Airway eosinophil accumulation on sensory neuropeptide release in a guinea pig model of distilled-water-induced bronchoconstriction.

BACKGROUND: Increased numbers of eosinophils in the airways is characteristic of asthma. However, it remains unclear whether airway eosinophils enhance or reduce the release of neuropeptides in the airways in vivo. This study was conducted to elucidate the influence of airway eosinophil accumulation on the ultrasonically nebulized distilled water (UNDW)-induced bronchoconstriction in our newly developed animal model, which is mediated by sensory neuropeptides. METHODS: Guinea pigs were transnasally treated with 100 mg/kg of platelet activating factor (PAF), or vehicle, twice a week for 3 weeks. We then conducted three experiments. In the first, UNDW was inhaled 20 min after aerosolized antigen challenge, and bronchoalveolar lavage (BAL) was performed in PAF-treated and passively sensitized animals.

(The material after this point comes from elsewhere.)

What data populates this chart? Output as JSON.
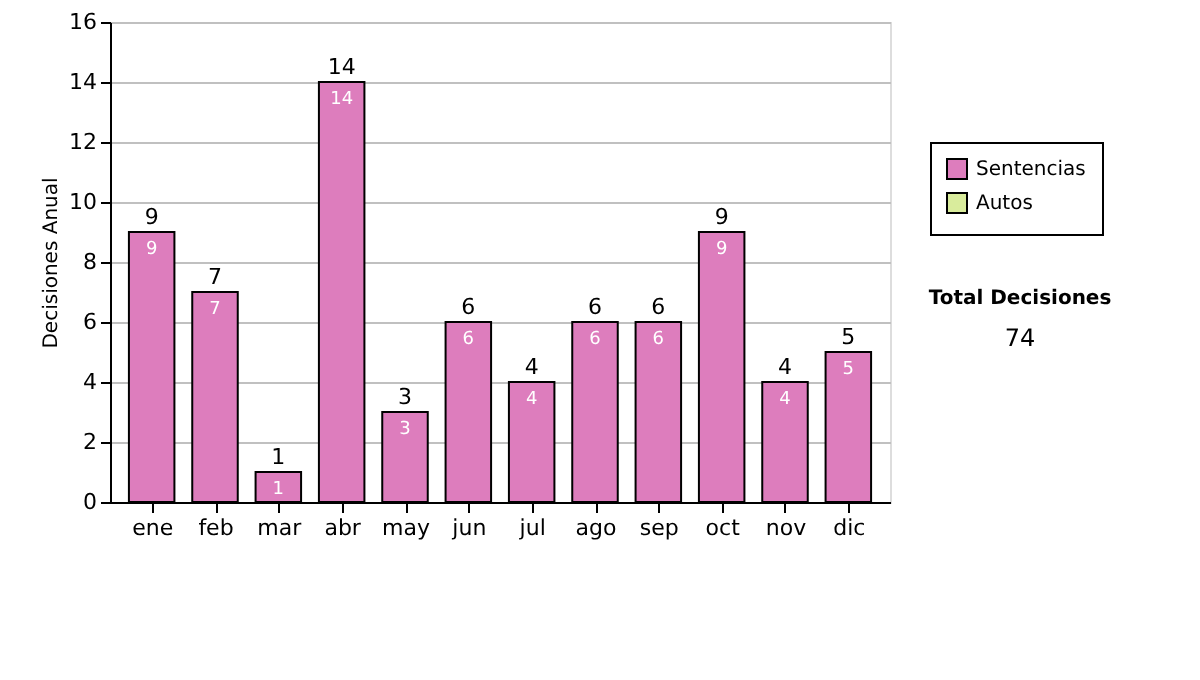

In the second, PAF-treated animals were exposed for 20 s to ascending doses of methacholine at intervals of 5 min In the third, passively sensitized animals were administered selective NK1 antagonist, SR 140333, selective NK2 antagonist, SR 48968, or vehicle, intravenously 5 min before UNDW-induced bronchoconstriction. RESULTS: The proportion of eosinophils in BAL fluid was significantly increased in guinea pigs treated with PAF, compared with the vehicle. The PAF treatment did not affect antigen-induced immediate asthmatic response, UNDW-induced bronchoconstriction, or bronchial responsiveness to inhaled methacholine. SR 140333, but not SR 48968, inhibited the UNDW-induced bronchoconstriction. CONCLUSION: We conclude that eosinophils accumulated in the airways, caused by repeated intranasal administration of PAF, does not affect the release of substance P induced by UNDW inhalation, or the action of released substance P in vivo.